The response to COVID 19 – provide chain resilience The supply chain resilience evaluation held by Prof. de Colleagues and Leeuw, was used on the overview of this main elements of supply chain resilience:
To us this framework for the evaluation of the interviews, the findings indicate that few organizations had been well prepared for the corona crisis and in fact mostly applied responsive methods. The most important supply chain lessons were:
Figure one. Eight best practices for meals supply chain resilience
First, the need to create the supply chain for versatility and agility. This seems particularly challenging for smaller sized companies: building resilience into a supply chain takes time and attention in the business, and smaller organizations usually don’t have the capability to do so.

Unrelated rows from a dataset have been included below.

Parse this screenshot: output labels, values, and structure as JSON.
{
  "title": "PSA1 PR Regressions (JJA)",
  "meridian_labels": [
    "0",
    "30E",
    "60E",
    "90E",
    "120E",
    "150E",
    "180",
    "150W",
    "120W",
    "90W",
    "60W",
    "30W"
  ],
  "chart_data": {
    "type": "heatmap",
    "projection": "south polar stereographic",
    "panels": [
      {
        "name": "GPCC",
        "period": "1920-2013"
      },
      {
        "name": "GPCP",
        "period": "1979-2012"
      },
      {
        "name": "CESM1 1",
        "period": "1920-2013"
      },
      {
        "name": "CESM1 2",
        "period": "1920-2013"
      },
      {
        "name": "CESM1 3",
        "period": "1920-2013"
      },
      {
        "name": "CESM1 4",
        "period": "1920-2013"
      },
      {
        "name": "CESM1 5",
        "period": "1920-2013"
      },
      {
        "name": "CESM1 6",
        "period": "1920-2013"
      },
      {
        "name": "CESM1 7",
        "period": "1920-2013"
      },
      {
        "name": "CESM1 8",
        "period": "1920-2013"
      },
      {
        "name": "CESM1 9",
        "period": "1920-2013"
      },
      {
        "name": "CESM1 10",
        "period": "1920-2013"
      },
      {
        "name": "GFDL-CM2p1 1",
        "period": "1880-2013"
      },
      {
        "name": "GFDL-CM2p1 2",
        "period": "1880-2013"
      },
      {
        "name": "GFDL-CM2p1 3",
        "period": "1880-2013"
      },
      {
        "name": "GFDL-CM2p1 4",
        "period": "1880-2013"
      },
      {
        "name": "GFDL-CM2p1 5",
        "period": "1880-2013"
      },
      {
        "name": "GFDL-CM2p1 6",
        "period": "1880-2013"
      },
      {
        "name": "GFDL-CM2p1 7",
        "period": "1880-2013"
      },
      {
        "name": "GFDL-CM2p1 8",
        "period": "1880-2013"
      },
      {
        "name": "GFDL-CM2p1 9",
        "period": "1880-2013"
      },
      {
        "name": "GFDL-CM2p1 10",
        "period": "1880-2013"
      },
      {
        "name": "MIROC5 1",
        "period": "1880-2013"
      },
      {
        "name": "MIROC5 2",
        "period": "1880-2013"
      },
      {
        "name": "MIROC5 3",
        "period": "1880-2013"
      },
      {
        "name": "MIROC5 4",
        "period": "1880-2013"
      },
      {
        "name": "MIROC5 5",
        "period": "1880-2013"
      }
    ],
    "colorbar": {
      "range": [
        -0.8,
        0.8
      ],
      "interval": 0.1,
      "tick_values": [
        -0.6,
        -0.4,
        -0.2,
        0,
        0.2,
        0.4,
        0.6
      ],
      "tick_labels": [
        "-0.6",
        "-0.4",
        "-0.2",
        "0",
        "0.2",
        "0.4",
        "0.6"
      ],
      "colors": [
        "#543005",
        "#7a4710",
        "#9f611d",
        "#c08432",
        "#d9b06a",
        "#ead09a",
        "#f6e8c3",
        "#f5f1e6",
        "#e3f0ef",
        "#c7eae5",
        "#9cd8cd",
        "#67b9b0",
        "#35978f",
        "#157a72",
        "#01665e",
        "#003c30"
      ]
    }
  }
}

Second, it was discovered that more attention was necessary on spreading danger and also aiming for risk reduction inside the supply chain. For the future, meaning far more attention ought to be provided to the way companies count on suppliers, customers, and specific countries.
Third, attention is necessary for explicit prioritization and clever rationing strategies in situations in which need can’t be met. Explicit prioritization is actually required to continue to meet market expectations but in addition to improve market shares wherein competitors miss opportunities. This task is not new, although it has also been underexposed in this crisis and was often not part of preparatory activities.
Fourthly, the corona problems shows us that the financial impact of a crisis in addition depends on the way cooperation in the chain is actually set up. It is often unclear how further costs (and benefits) are actually sent out in a chain, in case at all.
Finally, relative to other purposeful departments, the operations and supply chain works are actually in the driving seat during a crisis. Product development and marketing and advertising activities have to go hand deeply in hand with supply chain events. Whether the corona pandemic will structurally change the traditional considerations between logistics and generation on the one hand as well as advertising and marketing on the other, the future will need to explain to.
How’s the Dutch food supply chain coping during the corona crisis?